Learn R Programming

MortalityLaws (version 2.2.0)

objective_fun: Objective function to minimise during optimisation

Description

Given a set of parameters (on the log scale), this function evaluates the chosen loss function or negative log-likelihood by comparing observed mortality values (Dx/Ex, mx, or qx) against the hazard rates predicted by the specified mortality law.

Usage

objective_fun(par, x, Dx, Ex, mx, qx, law, opt.method, custom.law)

Value

A scalar loss value to be minimised.

Arguments

par

Parameter vector on the log scale.

x

Numeric vector of ages at the beginning of each age interval. For a full life table, use single-year ages (e.g., 0:110). For an abridged life table, use the lower bound of each interval (e.g., c(0, 1, 5, 10, ..., 110)).

Dx

Death counts. Each element represents the total number of deaths during the calendar year to persons aged x to x + n (where n is the length of the age interval). Must be provided together with Ex.

Ex

Exposure-to-risk in the period. This is usually approximated by the mid-year population aged x to x + n. Must be provided together with Dx.

mx

Age-specific death rate in the age interval [x, x+n). Defined as Dx / Ex.

qx

Probability of dying within the age interval [x, x+n).

law

The name of the mortality law to be used (e.g., "gompertz", "makeham"). Run availableLaws to see all options.

opt.method

The function to optimise. Available options:

  • "poissonL": Poisson log-likelihood.

  • "binomialL": Binomial log-likelihood.

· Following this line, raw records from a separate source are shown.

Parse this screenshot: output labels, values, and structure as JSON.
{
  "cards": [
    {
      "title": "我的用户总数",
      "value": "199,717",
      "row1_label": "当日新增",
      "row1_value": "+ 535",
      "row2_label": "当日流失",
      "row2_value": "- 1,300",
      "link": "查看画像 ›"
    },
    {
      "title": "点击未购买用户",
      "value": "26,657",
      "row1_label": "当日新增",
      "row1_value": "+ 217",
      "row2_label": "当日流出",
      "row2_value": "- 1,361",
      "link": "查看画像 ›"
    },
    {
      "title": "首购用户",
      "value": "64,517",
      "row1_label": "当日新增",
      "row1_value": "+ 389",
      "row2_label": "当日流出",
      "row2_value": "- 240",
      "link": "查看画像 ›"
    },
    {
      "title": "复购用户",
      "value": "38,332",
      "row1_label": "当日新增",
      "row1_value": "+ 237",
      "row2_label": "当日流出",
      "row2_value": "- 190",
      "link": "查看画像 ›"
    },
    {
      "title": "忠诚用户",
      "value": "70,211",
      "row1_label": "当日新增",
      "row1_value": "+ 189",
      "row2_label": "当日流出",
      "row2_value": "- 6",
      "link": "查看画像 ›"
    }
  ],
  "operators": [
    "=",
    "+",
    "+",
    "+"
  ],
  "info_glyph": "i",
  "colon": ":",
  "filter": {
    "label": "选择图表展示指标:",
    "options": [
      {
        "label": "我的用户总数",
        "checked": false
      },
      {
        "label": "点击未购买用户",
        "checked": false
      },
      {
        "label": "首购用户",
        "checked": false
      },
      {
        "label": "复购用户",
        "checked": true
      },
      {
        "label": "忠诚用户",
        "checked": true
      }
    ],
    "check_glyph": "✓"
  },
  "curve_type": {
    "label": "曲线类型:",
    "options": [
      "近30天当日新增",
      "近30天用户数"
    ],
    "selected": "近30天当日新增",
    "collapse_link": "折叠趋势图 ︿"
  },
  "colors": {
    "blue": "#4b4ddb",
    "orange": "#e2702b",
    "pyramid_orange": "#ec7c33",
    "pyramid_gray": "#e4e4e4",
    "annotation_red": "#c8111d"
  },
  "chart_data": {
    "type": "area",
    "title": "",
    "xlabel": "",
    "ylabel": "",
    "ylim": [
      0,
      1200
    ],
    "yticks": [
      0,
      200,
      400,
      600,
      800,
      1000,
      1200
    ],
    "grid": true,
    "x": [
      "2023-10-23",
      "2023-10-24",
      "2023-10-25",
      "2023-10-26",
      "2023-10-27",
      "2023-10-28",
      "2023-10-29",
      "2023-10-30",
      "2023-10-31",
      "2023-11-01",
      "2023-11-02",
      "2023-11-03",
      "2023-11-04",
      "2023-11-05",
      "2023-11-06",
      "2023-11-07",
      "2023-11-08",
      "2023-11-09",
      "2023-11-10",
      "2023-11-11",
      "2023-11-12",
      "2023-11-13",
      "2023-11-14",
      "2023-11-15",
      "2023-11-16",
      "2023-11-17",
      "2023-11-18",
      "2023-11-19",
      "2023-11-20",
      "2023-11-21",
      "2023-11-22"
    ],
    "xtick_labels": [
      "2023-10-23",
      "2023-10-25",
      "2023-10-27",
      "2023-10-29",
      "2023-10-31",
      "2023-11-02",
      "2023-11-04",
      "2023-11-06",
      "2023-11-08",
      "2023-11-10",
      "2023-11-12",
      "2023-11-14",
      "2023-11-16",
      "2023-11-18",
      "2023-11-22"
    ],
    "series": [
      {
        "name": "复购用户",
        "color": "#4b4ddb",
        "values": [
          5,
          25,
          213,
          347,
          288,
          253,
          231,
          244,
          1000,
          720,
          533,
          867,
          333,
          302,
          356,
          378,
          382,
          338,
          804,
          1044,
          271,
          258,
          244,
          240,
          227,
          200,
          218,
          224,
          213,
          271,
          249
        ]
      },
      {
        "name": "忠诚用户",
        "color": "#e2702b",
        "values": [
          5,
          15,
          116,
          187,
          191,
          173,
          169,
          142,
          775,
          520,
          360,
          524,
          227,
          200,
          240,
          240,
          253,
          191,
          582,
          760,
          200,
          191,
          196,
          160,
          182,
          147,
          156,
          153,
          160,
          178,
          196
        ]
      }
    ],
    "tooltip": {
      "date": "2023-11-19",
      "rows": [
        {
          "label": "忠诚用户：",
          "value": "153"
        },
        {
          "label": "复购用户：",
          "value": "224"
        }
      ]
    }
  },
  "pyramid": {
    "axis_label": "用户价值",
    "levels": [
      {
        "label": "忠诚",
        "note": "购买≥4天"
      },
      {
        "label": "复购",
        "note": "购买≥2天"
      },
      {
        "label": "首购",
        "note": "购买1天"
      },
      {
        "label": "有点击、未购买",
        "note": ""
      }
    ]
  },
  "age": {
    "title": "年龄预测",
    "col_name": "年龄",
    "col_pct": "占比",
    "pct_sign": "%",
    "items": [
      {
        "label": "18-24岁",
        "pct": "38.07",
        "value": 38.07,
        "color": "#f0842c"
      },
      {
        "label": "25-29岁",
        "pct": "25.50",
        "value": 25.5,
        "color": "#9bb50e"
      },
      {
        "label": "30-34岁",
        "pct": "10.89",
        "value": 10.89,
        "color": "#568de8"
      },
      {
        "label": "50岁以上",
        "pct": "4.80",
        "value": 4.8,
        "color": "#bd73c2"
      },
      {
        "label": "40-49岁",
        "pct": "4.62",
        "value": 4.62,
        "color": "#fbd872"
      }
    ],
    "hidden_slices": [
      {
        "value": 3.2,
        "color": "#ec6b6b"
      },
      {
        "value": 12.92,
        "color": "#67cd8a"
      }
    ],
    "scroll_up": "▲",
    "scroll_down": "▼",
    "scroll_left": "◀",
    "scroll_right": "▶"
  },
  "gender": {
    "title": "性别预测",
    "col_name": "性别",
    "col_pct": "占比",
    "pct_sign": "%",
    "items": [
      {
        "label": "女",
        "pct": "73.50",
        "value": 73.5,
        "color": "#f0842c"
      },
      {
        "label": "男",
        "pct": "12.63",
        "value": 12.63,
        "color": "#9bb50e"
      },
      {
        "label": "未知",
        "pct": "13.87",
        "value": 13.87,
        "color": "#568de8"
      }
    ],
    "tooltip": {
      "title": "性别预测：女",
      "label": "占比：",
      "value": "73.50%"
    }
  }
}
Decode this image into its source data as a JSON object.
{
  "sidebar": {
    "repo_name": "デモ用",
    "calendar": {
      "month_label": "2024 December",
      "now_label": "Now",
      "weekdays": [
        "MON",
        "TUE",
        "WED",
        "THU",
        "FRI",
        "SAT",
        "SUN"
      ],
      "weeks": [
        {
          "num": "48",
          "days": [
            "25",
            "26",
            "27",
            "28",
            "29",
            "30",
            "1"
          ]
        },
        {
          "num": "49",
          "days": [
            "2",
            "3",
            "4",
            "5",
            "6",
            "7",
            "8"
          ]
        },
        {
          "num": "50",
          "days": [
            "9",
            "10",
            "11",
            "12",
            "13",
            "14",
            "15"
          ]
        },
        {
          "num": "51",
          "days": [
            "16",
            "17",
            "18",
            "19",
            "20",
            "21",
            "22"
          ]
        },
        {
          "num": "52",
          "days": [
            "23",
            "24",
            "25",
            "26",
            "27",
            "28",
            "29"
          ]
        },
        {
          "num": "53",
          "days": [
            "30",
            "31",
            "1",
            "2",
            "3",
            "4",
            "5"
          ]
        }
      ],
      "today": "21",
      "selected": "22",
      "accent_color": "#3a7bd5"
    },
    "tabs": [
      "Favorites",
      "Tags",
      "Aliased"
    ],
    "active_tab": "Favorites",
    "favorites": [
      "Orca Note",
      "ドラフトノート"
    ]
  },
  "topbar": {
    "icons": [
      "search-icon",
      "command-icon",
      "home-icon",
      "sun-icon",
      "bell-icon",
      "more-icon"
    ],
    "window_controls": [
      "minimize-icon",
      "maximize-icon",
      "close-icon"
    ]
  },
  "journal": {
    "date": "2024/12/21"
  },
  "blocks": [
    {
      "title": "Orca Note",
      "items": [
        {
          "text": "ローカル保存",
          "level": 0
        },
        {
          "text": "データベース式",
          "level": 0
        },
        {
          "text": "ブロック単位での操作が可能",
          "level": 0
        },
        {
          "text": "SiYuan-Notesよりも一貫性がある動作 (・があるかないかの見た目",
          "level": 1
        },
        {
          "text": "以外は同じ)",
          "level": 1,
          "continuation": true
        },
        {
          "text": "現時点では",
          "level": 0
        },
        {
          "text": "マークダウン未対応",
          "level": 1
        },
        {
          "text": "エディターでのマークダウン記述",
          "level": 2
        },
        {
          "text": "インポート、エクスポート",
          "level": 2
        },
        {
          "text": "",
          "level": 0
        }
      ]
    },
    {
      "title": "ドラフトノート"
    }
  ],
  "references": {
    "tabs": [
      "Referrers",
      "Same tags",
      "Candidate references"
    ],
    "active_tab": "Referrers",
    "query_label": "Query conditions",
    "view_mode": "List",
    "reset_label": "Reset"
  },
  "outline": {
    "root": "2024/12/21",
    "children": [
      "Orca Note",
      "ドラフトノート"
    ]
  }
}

  • "LF1": Squared relative error (1 - mu/nu)^2.

  • "LF2": Squared log-ratio log(mu/nu)^2.

  • "LF3": Chi-squared-type ((nu - mu)^2)/nu.

  • "LF4": Squared error (nu - mu)^2.

  • "LF5": Deviance-type (nu - mu) * log(nu/mu).

  • "LF6": Absolute error abs(nu - mu).

See availableLF for details.

custom.law

A user-defined function for fitting a model not included in the package. The function must accept arguments x (age vector) and par (named parameter vector) and return a list containing at least an element named hx (the hazard or force of mortality). See the examples below.

Details

Parameters are transformed back to the original scale via exp(par) when calling the mortality law function. Infinite hazard values are capped to 1, and large penalties are applied for missing or out-of-range values to guide the optimiser away from invalid regions.